Looking to make a different play in the wireless e-commerce arena, titan Motorola Inc. Thursday teamed with
smaller mobile technology firms to create a new company which aims to get new life out of the ordinary bar codes on a number of products.


Together with Symbol Technologies Inc.,
Connect Things Inc. an affiliate of LM Ericsson
AB and AirClic Inc., Motorola plans to invest $500
million in the startup.


Led by Symbol’s bar code scanning technology, the coalition
will create a registry of universal product codes for executing tasks to enable companies’
wireless phones, cable TV set-top terminals, and other Internet-enabled
appliances to access the Internet via one-scan bar codes.


They will be embedded on products, in publications including brochures
and company advertisements, and on television. By scanning a Web code with an enabled Internet device, people will be connected directly to Web
sites to order products, find
information, and manage everyday tasks and transactions.

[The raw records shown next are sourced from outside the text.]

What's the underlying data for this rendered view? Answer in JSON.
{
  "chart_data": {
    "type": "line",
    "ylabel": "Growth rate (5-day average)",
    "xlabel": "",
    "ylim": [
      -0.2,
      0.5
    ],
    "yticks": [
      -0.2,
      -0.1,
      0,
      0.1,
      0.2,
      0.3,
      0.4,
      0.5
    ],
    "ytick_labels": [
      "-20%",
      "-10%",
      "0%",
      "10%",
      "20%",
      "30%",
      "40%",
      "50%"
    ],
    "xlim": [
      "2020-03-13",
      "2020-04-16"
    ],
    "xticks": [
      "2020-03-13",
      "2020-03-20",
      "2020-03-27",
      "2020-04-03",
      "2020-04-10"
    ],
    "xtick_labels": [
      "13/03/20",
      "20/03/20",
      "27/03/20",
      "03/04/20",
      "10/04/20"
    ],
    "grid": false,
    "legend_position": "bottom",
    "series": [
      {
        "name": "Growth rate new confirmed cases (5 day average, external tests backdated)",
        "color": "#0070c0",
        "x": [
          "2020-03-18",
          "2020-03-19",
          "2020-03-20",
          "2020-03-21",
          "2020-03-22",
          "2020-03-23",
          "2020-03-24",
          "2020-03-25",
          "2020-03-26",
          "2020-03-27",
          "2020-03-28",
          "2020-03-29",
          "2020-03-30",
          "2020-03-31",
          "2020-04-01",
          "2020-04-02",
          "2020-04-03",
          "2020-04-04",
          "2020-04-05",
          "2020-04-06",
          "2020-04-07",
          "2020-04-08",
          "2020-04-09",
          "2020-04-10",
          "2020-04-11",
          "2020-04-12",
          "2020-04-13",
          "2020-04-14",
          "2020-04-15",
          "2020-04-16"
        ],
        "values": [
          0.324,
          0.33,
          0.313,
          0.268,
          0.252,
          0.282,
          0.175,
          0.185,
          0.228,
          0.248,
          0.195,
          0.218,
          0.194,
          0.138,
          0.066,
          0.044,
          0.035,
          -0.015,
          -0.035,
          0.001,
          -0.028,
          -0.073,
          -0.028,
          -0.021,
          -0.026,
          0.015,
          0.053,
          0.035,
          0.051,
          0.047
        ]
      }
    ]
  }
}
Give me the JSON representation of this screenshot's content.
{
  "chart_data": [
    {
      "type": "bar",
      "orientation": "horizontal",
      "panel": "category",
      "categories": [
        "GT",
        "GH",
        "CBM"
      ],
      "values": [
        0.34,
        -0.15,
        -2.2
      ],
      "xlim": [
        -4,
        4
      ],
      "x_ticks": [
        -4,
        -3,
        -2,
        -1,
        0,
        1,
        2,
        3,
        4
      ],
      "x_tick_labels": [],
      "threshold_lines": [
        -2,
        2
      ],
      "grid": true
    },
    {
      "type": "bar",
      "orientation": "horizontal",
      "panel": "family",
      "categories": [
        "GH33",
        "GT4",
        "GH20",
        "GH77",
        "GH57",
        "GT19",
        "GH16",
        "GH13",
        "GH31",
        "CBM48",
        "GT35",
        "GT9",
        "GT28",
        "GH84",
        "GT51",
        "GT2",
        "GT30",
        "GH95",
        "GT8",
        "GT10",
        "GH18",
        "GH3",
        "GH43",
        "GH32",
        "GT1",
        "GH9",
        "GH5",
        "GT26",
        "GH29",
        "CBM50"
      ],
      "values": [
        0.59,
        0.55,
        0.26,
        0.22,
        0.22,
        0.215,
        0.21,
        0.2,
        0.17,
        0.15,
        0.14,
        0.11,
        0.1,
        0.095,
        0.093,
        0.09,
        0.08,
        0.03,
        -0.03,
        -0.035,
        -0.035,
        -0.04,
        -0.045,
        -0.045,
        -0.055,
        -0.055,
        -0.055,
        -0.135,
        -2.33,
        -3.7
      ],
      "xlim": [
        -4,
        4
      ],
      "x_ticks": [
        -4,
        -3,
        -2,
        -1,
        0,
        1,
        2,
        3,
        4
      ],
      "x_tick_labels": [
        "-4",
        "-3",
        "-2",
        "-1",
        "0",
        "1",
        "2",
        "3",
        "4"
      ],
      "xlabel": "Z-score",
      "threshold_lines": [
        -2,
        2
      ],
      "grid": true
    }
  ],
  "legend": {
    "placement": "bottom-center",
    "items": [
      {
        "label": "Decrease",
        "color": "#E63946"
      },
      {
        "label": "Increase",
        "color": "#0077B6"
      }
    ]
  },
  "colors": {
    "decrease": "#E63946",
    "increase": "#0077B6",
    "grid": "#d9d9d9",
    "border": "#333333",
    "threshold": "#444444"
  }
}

Any information that gets scanned will be sent instantly to the new
company’s Web code registry, which interprets the nature of the inquiry and
delivers corresponding information to users. The information will include
product-ordering links, promotional offers, downloads for music, product
usage and service data, as well as cross references to other applicable
Internet sites.


Chris Galvin, Motorola’s chairman and chief executive officer, said
the venture would bring the company closer to pushing the envelope in the
future of wireless Web. Galvin also noted that it would put Motorola’s
wireless phones, cable set-top boxes and other devices to work.


Though each firm will bring unique technologies and capital to make the
venture work, Motorola will also bring intellectual property to the new
company’s Web code registry. Connect Things will contribute its database for
high-volume, direct bar code links to Web addresses, which are used in
Europe for connecting bar codes to specific pages within a particular Web
site. AirClic will bring its open platform operating model to the new
company.


“This transcending convergence of wireless and scanning technologies will
allow us to seamlessly link the physical world of ‘people on the move’ and
at work to the virtual world of the Internet, and creates infinite
possibilities for mainstream consumer applications,” said Tomo Razmilovic,
president and CEO-elect, Symbol Technologies.


Earlier this week, Motorola displayed its desire to advance wireless
technology by unveiling products based on an emerging short-range wireless
standard and signed development deals with IBM and Toshiba. The tools — an
internal PC card and an external universal serial bus device — are
based on the popular Bluetooth technology.